NASA’s top asteroid hunter wants to build a new telescope to defend the Earth from the dangerous space rocks that wiped out the dinosaurs.
Dr Amy Mainzer, 45, warned current telescopes makes it very hard to spot them until it’s too late to stop them hitting our planet “very hard.”
At a mere 17 to 20 meters across, the Chelyabinsk meteor caused extensive ground damage and numerous injuries when it exploded on impact with Earth’s atmosphere in February 2013.
While the asteroid that hit Earth killing off the dinosaurs about 65 million years ago was roughly 10 km or six 6 miles across.
But detecting these Near-Earth Objects – NEOs – in time we can intercept them battling them away to prevent devastation on our blue planet.
The astronomer likened finding NEOs in space like spotting a “lump of coal in the night’s sky”, adding: “NEOs are intrinsically faint because they are mostly really small and far away from us in space
“Add to this the fact that some of them are as dark as printer toner, and trying to spot them against the black of space is very hard.”
She was due to present her plans to build a new telescope, the Near-Earth Object Camera (NEOCam) to this month’s American Physical Society meeting in Denver, US.
It would use the latest camera technology to allow astronomers enough time to intercept asteroids and comets on a course for Earth.
This comes after NASA awarded Elon Musk’s SpaceX a £52.7m ($69m) contract to launch an spacecraft to study whether asteroids can be rammed off a collision course with Earth.
Dr Mainzer said: “We are proposing to NASA a new telescope, the NEOCam, to do a much more comprehensive job of mapping asteroid locations and measuring their sizes.
“If we find an object only a few days from impact, it greatly limits our choices, so in our search efforts we’ve focused on finding NEOs when they are further away from Earth, providing the maximum amount of time and opening up a wider range of mitigation possibilities.”
She is the principal investigator of NASA’s asteroid hunting mission at the Jet Propulsion Laboratory in Pasadena, California.
Her team has been finding asteroids and comets using the heat given off them as they are heated by the Sun, instead of using visible light.
Their findings from the Near-Earth Object Wide-field Infrared Survey Explorer (NEOWISE) telescope are critical for mounting a defensive strategy against Earth-threatening asteroids.
This including ramming them off-course – but the method needs details of the asteroid’s size and composition, in order to calculate its mass.

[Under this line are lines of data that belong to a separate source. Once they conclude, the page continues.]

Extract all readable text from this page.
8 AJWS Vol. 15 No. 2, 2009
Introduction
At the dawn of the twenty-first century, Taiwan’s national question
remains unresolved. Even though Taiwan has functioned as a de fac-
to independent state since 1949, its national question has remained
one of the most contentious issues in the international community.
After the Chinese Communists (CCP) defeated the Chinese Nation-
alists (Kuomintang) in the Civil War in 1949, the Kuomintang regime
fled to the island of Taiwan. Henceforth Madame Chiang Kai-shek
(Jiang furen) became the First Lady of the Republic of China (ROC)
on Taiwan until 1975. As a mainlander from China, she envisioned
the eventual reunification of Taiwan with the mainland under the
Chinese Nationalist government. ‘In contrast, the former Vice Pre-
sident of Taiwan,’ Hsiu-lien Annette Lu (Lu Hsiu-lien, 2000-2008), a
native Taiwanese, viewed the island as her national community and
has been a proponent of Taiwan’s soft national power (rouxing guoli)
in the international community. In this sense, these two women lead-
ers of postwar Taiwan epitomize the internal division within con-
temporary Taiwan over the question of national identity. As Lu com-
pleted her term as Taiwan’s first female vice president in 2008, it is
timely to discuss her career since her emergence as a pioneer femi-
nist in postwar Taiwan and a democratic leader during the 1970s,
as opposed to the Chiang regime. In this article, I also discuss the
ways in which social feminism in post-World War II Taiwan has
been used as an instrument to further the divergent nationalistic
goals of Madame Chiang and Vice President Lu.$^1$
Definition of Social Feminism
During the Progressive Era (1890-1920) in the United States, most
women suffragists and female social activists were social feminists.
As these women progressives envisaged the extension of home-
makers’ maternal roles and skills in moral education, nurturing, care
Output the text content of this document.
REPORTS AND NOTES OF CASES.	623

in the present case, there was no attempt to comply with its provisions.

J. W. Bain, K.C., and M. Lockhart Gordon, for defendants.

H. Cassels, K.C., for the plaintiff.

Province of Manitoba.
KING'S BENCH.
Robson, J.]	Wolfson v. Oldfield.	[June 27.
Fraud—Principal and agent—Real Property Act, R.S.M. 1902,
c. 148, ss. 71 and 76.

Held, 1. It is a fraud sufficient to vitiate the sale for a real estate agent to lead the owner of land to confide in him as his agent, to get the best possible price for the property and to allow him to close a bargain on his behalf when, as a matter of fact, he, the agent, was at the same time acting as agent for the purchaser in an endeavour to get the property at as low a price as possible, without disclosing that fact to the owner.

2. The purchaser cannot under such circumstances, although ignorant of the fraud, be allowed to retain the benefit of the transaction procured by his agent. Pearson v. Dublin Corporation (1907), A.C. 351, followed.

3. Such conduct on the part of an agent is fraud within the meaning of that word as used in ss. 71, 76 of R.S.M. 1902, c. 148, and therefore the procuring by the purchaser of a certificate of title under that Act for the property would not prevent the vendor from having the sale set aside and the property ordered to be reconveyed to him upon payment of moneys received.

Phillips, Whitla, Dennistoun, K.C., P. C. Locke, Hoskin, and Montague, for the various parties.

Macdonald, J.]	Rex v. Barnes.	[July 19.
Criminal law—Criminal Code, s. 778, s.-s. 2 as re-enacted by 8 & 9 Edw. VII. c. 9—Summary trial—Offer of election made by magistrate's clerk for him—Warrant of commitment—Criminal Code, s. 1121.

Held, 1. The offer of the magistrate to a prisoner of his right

Dr Mainzer added a new telescope could also be used to study ancient comets and asteroids.
She said: “With the NEOWISE mission we can spot objects regardless of their surface colour, and use it to measure their sizes and other surface properties.
“These objects are intrinsically interesting because some are thought to be as old as the original material that made up the solar system.
“One of the things that we have been finding is that NEOs are pretty diverse in composition.”
She said she was now keen to leverage advances in camera technology to aid in the search for NEOs.
Dr Mainzer was also due to explain how NASA works with the global space community in an international effort to defend the planet from NEO impact.